An agent needs to: (1) fetch a user's account balance, (2) fetch the current price of a stock the user wants to buy, and (3) determine whether the user can afford 10 shares. In what order must these tool calls happen?

A developer's agent works correctly in testing but returns stale data in production. They discover the model is sometimes skipping tool calls and answering from its training knowledge. What is the most likely cause?

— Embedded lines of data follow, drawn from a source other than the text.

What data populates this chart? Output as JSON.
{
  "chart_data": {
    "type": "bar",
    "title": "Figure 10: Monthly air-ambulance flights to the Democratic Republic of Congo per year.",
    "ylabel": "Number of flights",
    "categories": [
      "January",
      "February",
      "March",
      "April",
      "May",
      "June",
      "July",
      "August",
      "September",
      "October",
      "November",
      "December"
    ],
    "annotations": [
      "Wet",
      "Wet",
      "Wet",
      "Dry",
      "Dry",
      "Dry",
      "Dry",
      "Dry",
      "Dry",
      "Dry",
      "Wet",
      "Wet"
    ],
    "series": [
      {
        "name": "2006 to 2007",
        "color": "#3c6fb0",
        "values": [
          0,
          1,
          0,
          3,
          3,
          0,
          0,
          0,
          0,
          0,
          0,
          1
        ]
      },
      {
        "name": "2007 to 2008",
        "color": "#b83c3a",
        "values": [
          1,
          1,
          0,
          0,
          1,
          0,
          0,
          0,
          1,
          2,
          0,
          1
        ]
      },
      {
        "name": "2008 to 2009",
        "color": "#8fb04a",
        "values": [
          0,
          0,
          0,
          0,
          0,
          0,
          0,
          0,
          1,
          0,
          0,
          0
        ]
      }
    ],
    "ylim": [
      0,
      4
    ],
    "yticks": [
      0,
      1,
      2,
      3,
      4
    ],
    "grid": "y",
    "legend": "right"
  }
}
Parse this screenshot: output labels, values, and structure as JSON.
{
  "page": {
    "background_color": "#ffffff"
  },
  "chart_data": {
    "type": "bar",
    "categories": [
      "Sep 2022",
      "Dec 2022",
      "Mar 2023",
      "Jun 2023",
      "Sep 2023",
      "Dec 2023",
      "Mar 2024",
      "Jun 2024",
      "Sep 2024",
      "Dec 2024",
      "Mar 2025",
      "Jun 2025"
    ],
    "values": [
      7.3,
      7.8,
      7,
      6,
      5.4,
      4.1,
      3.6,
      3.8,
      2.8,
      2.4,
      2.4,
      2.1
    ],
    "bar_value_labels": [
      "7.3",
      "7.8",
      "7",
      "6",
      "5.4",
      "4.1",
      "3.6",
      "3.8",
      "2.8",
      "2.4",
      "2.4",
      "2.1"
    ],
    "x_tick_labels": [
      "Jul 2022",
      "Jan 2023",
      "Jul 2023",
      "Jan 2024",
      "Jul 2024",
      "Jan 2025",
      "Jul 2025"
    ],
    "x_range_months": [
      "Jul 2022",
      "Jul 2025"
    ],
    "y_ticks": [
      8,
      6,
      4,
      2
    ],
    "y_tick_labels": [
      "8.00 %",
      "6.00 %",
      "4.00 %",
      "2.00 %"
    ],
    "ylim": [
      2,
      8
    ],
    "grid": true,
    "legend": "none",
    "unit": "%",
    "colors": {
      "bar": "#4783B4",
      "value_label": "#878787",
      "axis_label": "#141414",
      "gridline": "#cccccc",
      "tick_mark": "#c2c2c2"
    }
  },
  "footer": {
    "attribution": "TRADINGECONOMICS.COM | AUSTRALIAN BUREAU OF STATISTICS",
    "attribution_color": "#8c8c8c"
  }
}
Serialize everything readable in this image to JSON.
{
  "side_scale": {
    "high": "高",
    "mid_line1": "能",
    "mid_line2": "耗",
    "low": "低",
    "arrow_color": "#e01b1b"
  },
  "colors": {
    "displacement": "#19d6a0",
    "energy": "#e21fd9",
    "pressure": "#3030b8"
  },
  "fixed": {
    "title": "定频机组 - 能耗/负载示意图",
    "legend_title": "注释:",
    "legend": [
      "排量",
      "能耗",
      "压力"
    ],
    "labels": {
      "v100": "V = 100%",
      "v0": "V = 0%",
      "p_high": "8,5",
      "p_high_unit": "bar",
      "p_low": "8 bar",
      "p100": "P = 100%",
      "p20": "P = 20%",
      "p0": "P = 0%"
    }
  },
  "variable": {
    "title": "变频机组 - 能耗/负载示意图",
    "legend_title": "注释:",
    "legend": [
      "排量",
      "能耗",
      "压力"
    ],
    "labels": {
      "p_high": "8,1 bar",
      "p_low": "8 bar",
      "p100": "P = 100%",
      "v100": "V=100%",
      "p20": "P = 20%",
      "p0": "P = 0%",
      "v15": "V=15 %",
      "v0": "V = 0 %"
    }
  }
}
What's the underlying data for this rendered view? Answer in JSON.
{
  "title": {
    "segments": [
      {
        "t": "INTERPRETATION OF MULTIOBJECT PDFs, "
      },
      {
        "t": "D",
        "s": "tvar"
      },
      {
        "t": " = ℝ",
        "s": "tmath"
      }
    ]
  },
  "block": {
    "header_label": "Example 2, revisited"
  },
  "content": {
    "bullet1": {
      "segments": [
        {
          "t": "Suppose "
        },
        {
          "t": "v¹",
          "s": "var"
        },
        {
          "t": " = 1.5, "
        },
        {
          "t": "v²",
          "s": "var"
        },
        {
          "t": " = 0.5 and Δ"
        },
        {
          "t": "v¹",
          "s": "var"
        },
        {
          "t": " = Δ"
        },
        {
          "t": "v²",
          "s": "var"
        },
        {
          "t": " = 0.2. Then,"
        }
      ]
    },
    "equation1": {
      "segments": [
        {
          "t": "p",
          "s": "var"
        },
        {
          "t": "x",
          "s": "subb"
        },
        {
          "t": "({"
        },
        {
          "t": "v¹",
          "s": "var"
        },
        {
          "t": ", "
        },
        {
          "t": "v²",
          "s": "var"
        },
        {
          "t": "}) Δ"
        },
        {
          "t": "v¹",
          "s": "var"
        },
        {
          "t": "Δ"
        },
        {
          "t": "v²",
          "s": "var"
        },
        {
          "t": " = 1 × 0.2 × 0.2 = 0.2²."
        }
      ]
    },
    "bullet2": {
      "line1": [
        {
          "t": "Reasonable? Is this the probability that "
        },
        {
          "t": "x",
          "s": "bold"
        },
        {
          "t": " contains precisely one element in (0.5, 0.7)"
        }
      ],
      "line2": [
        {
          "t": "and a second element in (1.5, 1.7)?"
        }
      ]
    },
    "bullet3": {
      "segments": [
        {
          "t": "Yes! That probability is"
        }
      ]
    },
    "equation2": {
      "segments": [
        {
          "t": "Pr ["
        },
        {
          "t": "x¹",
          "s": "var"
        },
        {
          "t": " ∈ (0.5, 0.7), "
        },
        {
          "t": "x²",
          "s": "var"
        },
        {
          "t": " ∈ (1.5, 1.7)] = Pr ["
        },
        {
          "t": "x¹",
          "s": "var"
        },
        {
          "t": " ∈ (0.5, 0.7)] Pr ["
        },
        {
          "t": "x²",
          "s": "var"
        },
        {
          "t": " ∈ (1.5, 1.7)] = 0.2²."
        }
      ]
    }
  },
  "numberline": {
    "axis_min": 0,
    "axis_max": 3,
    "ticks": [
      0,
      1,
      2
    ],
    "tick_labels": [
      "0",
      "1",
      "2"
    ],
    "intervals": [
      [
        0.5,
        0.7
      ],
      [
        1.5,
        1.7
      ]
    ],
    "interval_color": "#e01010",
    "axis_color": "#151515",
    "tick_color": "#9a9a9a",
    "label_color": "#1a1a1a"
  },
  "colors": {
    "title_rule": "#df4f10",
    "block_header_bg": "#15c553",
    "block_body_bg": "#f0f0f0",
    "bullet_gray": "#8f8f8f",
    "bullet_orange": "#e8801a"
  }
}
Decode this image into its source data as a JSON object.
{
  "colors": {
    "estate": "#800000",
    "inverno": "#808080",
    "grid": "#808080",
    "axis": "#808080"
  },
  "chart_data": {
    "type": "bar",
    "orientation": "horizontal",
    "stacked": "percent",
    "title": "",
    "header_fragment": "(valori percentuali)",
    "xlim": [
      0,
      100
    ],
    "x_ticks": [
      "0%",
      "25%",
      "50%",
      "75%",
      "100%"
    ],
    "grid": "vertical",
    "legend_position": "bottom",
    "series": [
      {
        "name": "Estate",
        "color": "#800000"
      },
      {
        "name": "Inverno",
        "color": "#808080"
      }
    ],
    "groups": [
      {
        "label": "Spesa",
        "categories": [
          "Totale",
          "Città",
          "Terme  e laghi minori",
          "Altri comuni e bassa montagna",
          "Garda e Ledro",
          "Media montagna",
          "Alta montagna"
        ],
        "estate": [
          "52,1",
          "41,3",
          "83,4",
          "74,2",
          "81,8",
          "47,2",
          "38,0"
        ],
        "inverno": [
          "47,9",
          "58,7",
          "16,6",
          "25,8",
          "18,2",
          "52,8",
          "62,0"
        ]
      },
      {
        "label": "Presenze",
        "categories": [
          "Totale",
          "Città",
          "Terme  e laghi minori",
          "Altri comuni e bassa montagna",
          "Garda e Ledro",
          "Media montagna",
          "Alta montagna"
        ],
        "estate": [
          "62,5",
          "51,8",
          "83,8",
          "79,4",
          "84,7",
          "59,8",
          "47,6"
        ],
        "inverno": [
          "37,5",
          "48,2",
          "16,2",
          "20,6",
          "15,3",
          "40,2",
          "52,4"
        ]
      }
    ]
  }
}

Map a Multi-Step Tool Chain

  1. Scenario: You are designing an AI agent that helps a logistics manager answer: 'How many of our delivery trucks are currently more than 30 minutes behind schedule, and what is the weather at their current locations?'
  2. You have access to three tools:
  3. - get_truck_statuses() → returns a list of all trucks with current position and schedule deviation in minutes
  4. - get_weather_by_coordinates(lat, lon) → returns current weather for a GPS location
  5. - calculate_eta_adjustment(weather_conditions, speed_mph) → returns estimated delay in minutes
  6. Step 1: Identify which tool calls are required and what arguments each needs.
  7. Step 2: Draw (or describe) the dependency graph: which calls depend on the outputs of other calls?
  8. Step 3: Label which calls can be parallelized and which must be sequential.
  9. Step 4: Estimate how many sequential 'rounds' of tool calls the agent needs before it has all the information for its final answer.
  10. Step 5: Identify one potential failure point in this chain and describe how the executor should handle it.
  11. Goal: develop the habit of reasoning about tool chains as dependency graphs before building them.